The findings stemming from assessment of intervention fidelity can aid in more nuanced interpretation of the results of outcome or efficacy research (Greenberg & Barnow, 2014; Rychetnik et al., 2002) particularly when implementation is conducted across multiple sites, as was the case with the EAAA trial (Greenberg & Barnow, 2014; Ofek, 2016). Applying the components of the Gearing et al. (2011) intervention fidelity framework to RCTs such as the one discussed here can help enhance the quality of the design and provide insight into the interpretation of the outcomes.
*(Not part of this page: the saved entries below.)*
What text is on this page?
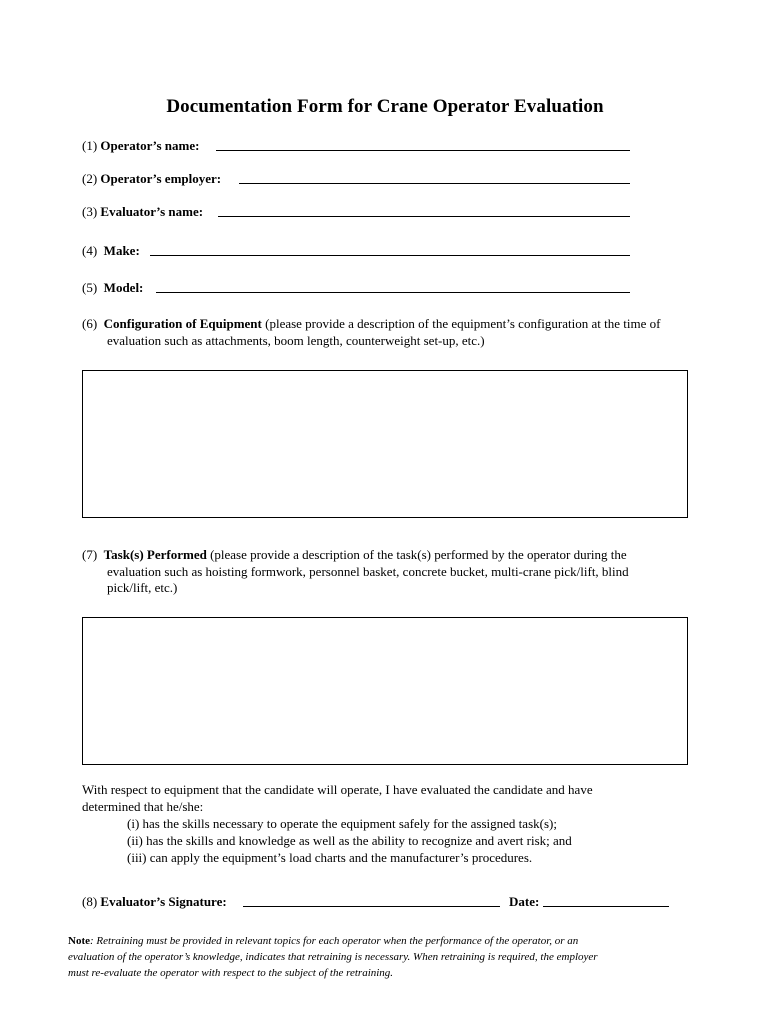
Documentation Form for Crane Operator Evaluation
(1) Operator’s name:
(2) Operator’s employer:
(3) Evaluator’s name:
(4) Make:
(5) Model:
(6) Configuration of Equipment (please provide a description of the equipment’s configuration at the time of
evaluation such as attachments, boom length, counterweight set-up, etc.)
(7) Task(s) Performed (please provide a description of the task(s) performed by the operator during the
evaluation such as hoisting formwork, personnel basket, concrete bucket, multi-crane pick/lift, blind
pick/lift, etc.)
With respect to equipment that the candidate will operate, I have evaluated the candidate and have
determined that he/she:
(i) has the skills necessary to operate the equipment safely for the assigned task(s);
(ii) has the skills and knowledge as well as the ability to recognize and avert risk; and
(iii) can apply the equipment’s load charts and the manufacturer’s procedures.
(8) Evaluator’s Signature:	Date:
Note: Retraining must be provided in relevant topics for each operator when the performance of the operator, or an
evaluation of the operator’s knowledge, indicates that retraining is necessary. When retraining is required, the employer
must re-evaluate the operator with respect to the subject of the retraining.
Future research could examine implementation in a more naturally occurring setting than an RCT where there may be greater variance in levels of intervention fidelity, allowing for the identification of a threshold of fidelity monitoring that yields positive outcomes in delivery of the intervention. This is worthwhile to explore given the resource intense nature of fidelity monitoring. Of note, innovative methods to capture and rate fidelity are beginning to be studied. For example, Caperton et al. (2018) compared the fidelity monitoring of partial sessions (of a psychosocial intervention) with full sessions against interrater agreement and found that approximately a third of a session had sufficient agreement to approach interrater levels. The results from such implementation research measurements can inform the development of feasible and cost-effective ways to modify intervention delivery and help ensure scale up. The findings from the present study show how methods that are recommended to enhance intervention fidelity optimized the efficacy of an evidence-based sexual assault resistance education program.